The concepts of line feed (LF) and carriage return (CR) are closely associated and can be considered either separately or together. In the physical media of typewriters and printers, two axes of motion, "down" and "across", are needed to create a new line on the page. Although the design of a machine (typewriter or printer) must consider them separately, the abstract logic of software can combine them together as one event. This is why a newline in character encoding can be defined as LF and CR combined into one (commonly called CR+LF or CRLF).
OS designers had to choose how to represent the start of a new line in text in computer files. For various historical reasons, in the Unix/Linux world a single LF character was chosen as the newline marker; MS-DOS chose CR+LF, and Windows inherited this. Thus different platforms use different conventions.
Operating system | Character Encoding | Abbreviation | hex value | dec value | Escape Sequence |
---|---|---|---|---|---|
Linux, Unix, Free BSD, Unix like OS | ASCII | LF | 0A | 10 | \n |
Microsoft Windows, MS-DOS, Symbian OS, Palm OS | ASCII | CR LF | 0D 0A | 13 10 | \r\n |
When you copy text file from windows to linux, you copy new line as \r\n and this escape seqence is saved to file in linux machine. When you print such file with e.g. cat -v file.txt
, linux represent \n as a new line, but carriage return
(escape seqence \r) still remain in the end of each file.
So, when you copy file from windows to linux/bsd system, ^M (carriage return ) char still remain on the end of every line.
~] cat -v file.txt
1. line number 1^M
2. line number 2^M
3. line number 3^M
4. line number 4^M
I found a lot of instructions on how to remove all ^M (carriage return ) from a file, but only a few of them were really functional.
Introdution to ASCII
The ASCII table
contains letters, numbers, control characters, and other symbols. Each character is assigned a unique 7-bit code. ASCII is an acronym for American Standard Code for Information Interchange.
We need only a ASCII representation of carriage return char.

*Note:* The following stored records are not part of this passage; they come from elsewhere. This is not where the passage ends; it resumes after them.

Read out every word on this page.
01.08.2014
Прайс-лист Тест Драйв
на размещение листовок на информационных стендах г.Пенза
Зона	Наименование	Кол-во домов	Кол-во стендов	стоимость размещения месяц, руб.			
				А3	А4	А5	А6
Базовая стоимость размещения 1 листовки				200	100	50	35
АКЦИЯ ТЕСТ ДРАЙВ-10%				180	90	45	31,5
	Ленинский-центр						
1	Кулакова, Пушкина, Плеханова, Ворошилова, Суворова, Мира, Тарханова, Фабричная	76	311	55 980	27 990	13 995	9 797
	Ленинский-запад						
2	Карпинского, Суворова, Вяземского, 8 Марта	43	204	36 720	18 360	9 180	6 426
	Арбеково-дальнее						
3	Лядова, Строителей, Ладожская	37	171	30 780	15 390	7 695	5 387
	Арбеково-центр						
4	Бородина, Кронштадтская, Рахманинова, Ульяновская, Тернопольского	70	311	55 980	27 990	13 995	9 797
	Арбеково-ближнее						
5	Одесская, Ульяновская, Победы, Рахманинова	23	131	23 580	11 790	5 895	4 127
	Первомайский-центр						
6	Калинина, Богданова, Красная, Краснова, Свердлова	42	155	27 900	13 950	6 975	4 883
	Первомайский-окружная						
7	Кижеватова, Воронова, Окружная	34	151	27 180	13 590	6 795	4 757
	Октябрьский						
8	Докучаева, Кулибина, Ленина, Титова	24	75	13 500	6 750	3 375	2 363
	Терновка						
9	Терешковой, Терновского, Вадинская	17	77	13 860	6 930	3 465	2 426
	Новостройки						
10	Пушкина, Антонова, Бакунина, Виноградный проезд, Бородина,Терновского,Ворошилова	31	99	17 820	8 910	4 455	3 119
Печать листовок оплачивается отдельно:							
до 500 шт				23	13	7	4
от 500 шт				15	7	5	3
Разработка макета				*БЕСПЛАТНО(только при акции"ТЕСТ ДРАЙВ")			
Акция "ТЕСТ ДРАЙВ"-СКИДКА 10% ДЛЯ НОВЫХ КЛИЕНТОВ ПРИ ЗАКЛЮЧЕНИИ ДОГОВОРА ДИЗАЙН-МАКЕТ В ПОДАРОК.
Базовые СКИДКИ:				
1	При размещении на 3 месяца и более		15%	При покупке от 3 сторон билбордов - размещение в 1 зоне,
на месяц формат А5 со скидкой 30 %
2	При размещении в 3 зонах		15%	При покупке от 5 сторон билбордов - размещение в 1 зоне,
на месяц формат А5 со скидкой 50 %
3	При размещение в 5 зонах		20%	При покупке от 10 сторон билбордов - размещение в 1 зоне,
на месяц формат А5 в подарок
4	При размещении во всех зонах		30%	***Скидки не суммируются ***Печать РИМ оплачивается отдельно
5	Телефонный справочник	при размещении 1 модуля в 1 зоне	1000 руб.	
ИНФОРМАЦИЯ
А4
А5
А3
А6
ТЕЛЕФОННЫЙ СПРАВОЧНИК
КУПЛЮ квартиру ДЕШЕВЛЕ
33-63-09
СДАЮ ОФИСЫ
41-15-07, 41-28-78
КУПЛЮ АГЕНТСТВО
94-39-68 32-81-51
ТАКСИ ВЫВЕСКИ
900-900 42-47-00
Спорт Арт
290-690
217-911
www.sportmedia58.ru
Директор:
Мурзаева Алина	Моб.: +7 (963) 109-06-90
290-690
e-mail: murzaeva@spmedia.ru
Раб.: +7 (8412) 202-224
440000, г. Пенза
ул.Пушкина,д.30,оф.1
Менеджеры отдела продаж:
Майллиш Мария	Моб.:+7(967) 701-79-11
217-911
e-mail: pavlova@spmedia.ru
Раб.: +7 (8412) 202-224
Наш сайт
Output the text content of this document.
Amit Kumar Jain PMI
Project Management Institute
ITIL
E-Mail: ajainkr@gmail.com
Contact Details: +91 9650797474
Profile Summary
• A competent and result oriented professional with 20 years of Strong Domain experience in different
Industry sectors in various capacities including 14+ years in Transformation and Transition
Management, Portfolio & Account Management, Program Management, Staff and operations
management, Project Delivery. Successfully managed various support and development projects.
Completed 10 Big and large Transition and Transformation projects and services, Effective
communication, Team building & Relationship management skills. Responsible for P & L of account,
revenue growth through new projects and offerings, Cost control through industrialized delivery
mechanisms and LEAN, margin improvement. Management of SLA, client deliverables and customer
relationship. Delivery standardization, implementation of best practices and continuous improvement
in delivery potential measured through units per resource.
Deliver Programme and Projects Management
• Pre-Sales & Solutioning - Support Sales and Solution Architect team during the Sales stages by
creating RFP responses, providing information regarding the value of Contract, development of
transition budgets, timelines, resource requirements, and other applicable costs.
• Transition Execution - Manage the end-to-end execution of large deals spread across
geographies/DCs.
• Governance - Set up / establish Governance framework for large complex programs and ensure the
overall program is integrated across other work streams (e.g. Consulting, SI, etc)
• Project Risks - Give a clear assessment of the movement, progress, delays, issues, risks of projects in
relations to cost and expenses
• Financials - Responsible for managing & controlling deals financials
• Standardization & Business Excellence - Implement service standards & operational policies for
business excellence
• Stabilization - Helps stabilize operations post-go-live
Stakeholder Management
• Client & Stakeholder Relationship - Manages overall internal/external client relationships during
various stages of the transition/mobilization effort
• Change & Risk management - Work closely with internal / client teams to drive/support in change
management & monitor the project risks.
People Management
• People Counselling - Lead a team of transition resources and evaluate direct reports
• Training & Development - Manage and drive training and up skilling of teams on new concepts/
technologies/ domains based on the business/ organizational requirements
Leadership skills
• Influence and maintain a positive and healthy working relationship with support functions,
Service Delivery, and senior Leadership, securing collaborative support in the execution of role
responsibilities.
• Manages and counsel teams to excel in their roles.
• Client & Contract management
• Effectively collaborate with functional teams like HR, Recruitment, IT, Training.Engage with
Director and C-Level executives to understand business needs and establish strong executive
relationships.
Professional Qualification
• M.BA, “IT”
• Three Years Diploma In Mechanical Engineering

Decimal | Octal | Hex | Binary | Value | Description | Carret notation | Escape sequence in C |
---|---|---|---|---|---|---|---|
013 | 015 | 0D | 0000 1101 | CR | carriage return | ^M | \r |
Howe remove CTRL+M / CTRL^M from file
sed solution
Eescape sequence is a sequence of characters that does not represent itself when used inside a character or string literal, but is translated into another character or a sequence of characters that may be difficult or impossible to represent directly.
Escape Sequence | Description |
---|---|
\r | Produces or matches a carriage return (ASCII 13). |
\cx | Produces or matches CONTROL-x, where x is any character. |
\dxxx | Produces or matches a character whose decimal ASCII value is xxx. |
\oxxx | Produces or matches a character whose octal ASCII value is xxx. |
\xxx | Produces or matches a character whose hexadecimal ASCII value is xx. |
the following examples have the same result: delete ^M carriage return from file
~] sed -i 's/\r//g' file.txt
~] sed -i 's/\cM//g' file.txt
~] sed -i 's/\d013//g' file.txt
~] sed -i 's/\o015//g' file.txt
`] sed -i 's/\x0D//g' file.txt
How add carriage return (CTRL+M or ^M) to file
Another problem is how to add carriage return to end of new line:
sed solution:
~] sed -i 's/$/\x0D/g' file.txt